AB faturayı bize çıkarıyor
Avrupa Birliği'ndeki politikacıların yaptıkları hatalar Fransa ve Hollanda'daki referandumlarındaki "hayır" oyları ile ortaya çıkınca, sorumluluğu atacak yerler aramaya başladılar. Referandumdaki "hayır" sonucunun nedenleri arasında Türkiye'nin tam üyelik faktörünün minimumda kaldığı anketlerden anlaşılmasına rağmen, sonunda faturayı bize kesmeye karar verdiler. Geçtiğimiz haftada da bunu iyice seslendirme başladılar. Politikacılar dünyanın her yerinde aynı içgüdü ile hareket ediyorlar. Bir sorun veya başarısızlık ortaya çıkınca, sorumluluğu birilerine atmaya çalışıyorlar. "Politikacılık, sorumluluk almadan malumu ilan etmek sanatıdır" diye boşuna dememişler.
Neden başarısızlar? AB'ne dahil ülkelerin siyasetçileri, politik bütünleşme sürecinde önemli hatalar yaptılar. Bunları kısaca sıralayalım. 1- 350 sayfalık bir anayasa hazırladılar. Bu kadar detayın gereksizliği yanında, içeriğini de vatandaşlarına tam olarak anlatamadılar. 2- AB projesinin tamamlanması için hazırlanan anayasaya evet denilmesinden başka alternatifleri yokken ve demokratik kurallar çerçevesinde bunun gereğini parlementoda yapmak varken, halkın oyuna başvurdular. 3- Ekonomileri için gerekli yapısal reformları gerçekleştiremediler. 4- İşsizlik sorununa çare bulamadılar. 5- Rekabetçi bir ekonomik yapı kuramadılar. 6- Zayıf liderlik örnekleri sergilediler. Bunun sonucu üç yılda hazırladıkları anayasa çöpe atıldı. Politik bütünleşme sürecinde çözülmesi güç sorunlar oluştu. Kendi vatandaşlarına ve seçmenlerine olayı bu şekilde anlatacak yerde, "genişlemeyi durduralım, AB'ne yeni üyeler almayalım, sizin vergilerinizi onlar için harcamayalım" gibi gerekçelerle işin içinden sıyrılma yolunu seçtiler. Başarısızlıklarının bedelini Türkiye gibi üye adaylarına ödetmeye karar verdiler. İstisnaları kuşkusuz var. Ancak "AB sermayenin esas sahipleri"nin sesi bu yönde ve güçlü olarak çıkıyor.

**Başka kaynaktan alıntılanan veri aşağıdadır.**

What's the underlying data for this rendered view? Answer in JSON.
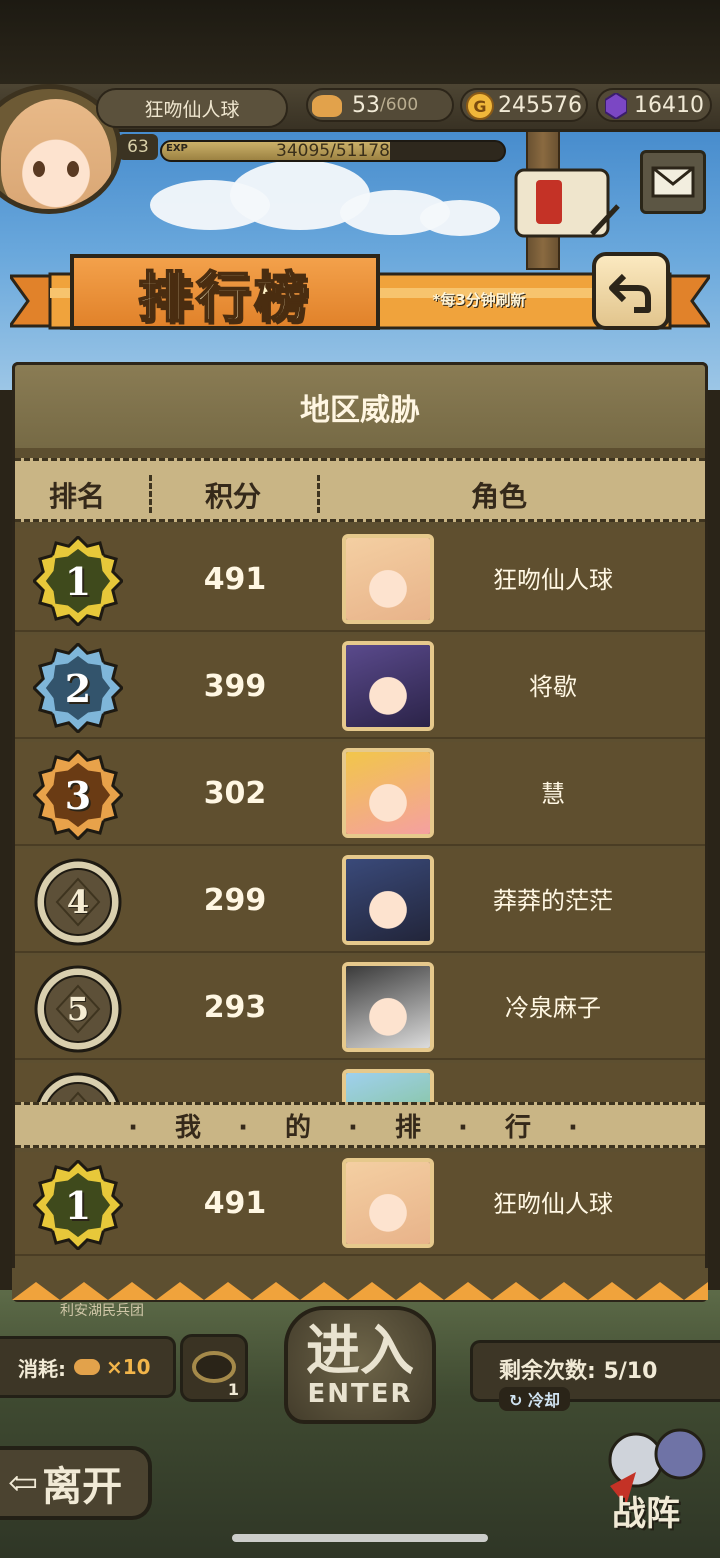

Şimdi ne olacak? AB politikacıları başarısızlar ama aptal değiller. Bu nedenle, Türkiye ile 3 Ekim 2005 tarihinde başlanması kararlaştırılan müzakere tarihini değiştireceklerini veya erteleyeceklerini sanmıyorum. Bunu göze alamazlar. Dünyaya rezil olurlar ve azalan kredibilitelerine bir darbe daha vururlar. Ancak, örneklerinden de gözlediğimiz gibi, ev ödevlerimiz ile ilgili listeyi genişletip, "uygulamayı görmek istiyoruz" diye tutturacaklardır. Kıbrıs sorunu, Ermeni meselesi gibi hassas olduğumuz konulardaki baskıları giderek artacaktır. Düşünmediğimiz konuları da gündeme getireceklerdir. Amaç, "ucu açık" müzakereler başladıktan sonra sabrımızı taşırıp, sinir limitlerimizi zorlayıp, bizi bu işten vazgeçirmektir. Bu tür bir strateji ile, Türkiye'yi dışlayarak, karşı karşıya bulundukları sorunlarını aşacaklarını kendilerin de düşündüklerini sanmıyorum. Eğer Türkiye'yi AB'ne almamakla ekonomilerinin etkinliğini arttıracaklarsa, işsizlik sorununa çözüm bulacaklarsa, ABD ile giderek derinleşen verimlilik uçurumunu azaltacaklarsa, teknolojik buluşlara öncülük yapacaklarsa, seçmenlerine fazla çalışmadan iyi bir hayat yaşatacaklarsa, politik bütünleşmelerini tamamlayacaklarsa, o zaman zaten sorun da kalmamış olur. Ama bunun böyle olmadığını kendileri de gayet iyi biliyorlar. Bu durumda bize düşen görev, serin kanlılıkla hareket ederek karşı tarafın oyununu bozmaktır. Onurumuzdan ödün vermeden üyelik için geçecek sürenin uzunluğunu da dikkate alarak sabırlı olmak, tahriklerden kaçınmak ve politik yapısallarımızı güçlendirmek bizim için en iyi seçenektir.